梨園の妻の大変さ

巳之助さんが誕生するまでの寿さんのプレッシャーたるや、それは大変なものがあったと思います。

あるとき、知人の結婚披露宴で寿さんと同じテーブルになりました。寿さんは当日舞台があった三津五郎さんに代わって参列していたのです。そのことだけでも「歌舞伎役者さんの奥様とは、なんて大変なのだろうか」と思ったものです。ご主人が歌舞伎座に出ているならば、披露宴会場に祝電やビデオメッセージなどを届けて、《欠席》しても良かったのではないかと……。

でも寿さんは和服姿で「坂東三津五郎」の札が並んだ席に着き、終始にこやかに対応されていたのです。ただ、一つ気になったことが……。それは多くの人がお代わりまでして食べていたメインのローストビーフに一切口をお付けにならなかったことです。思わず、「どうかなさいましたか?」と聞いてしまった私に対し、寿さんは「“男女産み分け法”を実践していて、医師からお肉は控えるように言われているのです」と話してくださいました。

後から知ったことですが、第三子の巳之助くんを身ごもったときは御自身も深刻な病を抱えていらして、巳之助くんのことは「命がけで産んだ」とも聞きました。 

だから私はその後のご夫妻の離婚が残念でなりません。また、巳之助くんが再婚した三津五郎さんに反発して、お稽古をお休みしていたということも聞きました。その原因の1つをつくった三津五郎さんの再婚相手を、どうしても許すことができないのです。 
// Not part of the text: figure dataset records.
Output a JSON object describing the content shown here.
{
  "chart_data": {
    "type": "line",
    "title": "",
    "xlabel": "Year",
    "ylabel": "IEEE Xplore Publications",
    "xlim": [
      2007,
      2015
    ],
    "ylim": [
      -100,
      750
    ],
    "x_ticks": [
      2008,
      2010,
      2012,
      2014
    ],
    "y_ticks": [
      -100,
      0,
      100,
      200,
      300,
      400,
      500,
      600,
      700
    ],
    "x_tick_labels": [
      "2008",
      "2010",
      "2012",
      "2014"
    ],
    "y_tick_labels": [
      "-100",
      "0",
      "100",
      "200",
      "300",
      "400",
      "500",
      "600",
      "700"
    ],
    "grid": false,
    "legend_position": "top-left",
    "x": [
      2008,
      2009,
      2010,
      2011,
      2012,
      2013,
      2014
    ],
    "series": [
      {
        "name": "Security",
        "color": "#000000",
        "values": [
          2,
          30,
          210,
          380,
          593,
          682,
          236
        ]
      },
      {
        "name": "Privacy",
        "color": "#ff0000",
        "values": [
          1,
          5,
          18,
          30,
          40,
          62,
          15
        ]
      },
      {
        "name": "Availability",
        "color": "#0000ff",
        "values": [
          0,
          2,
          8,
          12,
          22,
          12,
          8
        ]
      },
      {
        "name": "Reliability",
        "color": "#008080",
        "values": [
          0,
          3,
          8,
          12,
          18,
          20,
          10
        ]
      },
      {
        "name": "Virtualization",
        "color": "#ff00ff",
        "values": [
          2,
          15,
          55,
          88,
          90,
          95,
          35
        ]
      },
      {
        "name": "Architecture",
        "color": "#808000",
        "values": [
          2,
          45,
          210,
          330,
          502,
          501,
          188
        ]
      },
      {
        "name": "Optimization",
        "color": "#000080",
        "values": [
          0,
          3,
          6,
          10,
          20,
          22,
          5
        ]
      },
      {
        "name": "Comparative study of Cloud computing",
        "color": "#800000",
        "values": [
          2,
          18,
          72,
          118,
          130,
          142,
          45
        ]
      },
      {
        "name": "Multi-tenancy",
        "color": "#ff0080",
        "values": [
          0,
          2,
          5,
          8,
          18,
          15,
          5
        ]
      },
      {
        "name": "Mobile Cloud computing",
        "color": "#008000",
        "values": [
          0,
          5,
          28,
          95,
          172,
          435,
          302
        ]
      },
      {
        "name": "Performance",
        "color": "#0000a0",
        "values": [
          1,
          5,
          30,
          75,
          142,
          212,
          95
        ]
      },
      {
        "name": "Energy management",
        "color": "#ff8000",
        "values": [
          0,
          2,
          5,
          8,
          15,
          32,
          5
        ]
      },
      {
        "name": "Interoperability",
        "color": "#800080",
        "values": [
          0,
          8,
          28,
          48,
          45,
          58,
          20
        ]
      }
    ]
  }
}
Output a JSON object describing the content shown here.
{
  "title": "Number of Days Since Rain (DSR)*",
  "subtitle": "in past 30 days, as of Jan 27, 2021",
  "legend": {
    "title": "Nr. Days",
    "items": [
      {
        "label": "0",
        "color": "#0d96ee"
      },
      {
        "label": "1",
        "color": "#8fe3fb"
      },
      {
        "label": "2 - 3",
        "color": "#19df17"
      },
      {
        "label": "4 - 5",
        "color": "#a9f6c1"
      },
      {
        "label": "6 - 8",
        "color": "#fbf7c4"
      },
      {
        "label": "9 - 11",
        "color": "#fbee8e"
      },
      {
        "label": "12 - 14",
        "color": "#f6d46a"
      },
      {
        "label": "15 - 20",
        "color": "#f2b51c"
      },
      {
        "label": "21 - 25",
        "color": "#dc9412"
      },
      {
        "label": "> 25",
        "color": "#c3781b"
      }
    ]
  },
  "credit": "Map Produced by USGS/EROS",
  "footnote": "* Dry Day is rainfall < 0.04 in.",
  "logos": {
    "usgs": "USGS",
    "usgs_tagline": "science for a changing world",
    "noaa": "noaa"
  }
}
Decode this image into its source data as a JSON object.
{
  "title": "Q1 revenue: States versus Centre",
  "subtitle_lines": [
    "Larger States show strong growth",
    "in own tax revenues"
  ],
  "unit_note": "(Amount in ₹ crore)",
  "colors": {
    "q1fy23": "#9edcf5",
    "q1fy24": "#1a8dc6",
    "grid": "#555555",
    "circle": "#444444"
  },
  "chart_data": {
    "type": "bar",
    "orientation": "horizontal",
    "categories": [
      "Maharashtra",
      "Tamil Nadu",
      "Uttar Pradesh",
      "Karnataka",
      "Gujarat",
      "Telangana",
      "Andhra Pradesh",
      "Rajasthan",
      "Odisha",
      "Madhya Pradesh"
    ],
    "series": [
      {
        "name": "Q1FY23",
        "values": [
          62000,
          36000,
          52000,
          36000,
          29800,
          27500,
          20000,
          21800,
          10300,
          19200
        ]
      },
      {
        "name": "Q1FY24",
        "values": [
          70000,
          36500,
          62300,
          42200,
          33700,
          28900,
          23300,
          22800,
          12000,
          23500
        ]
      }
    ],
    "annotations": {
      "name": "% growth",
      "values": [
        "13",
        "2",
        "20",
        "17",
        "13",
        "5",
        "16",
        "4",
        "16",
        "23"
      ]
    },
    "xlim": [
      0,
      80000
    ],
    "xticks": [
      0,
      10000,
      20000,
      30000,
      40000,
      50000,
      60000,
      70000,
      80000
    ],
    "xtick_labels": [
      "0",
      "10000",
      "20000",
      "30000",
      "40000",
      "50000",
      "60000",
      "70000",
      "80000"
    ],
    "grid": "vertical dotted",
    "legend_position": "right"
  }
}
何度も書いていますが、私自身が“サレ妻”を経験したことと、私が病的に人に感情移入する“エンパス”傾向があることも大きな理由なのだと思います。ですがその後、離婚することになり、一人で離婚発表会見をしたときには、「この人は歌舞伎役者の妻になるという覚悟がなかったのだろうか」と思ったものです。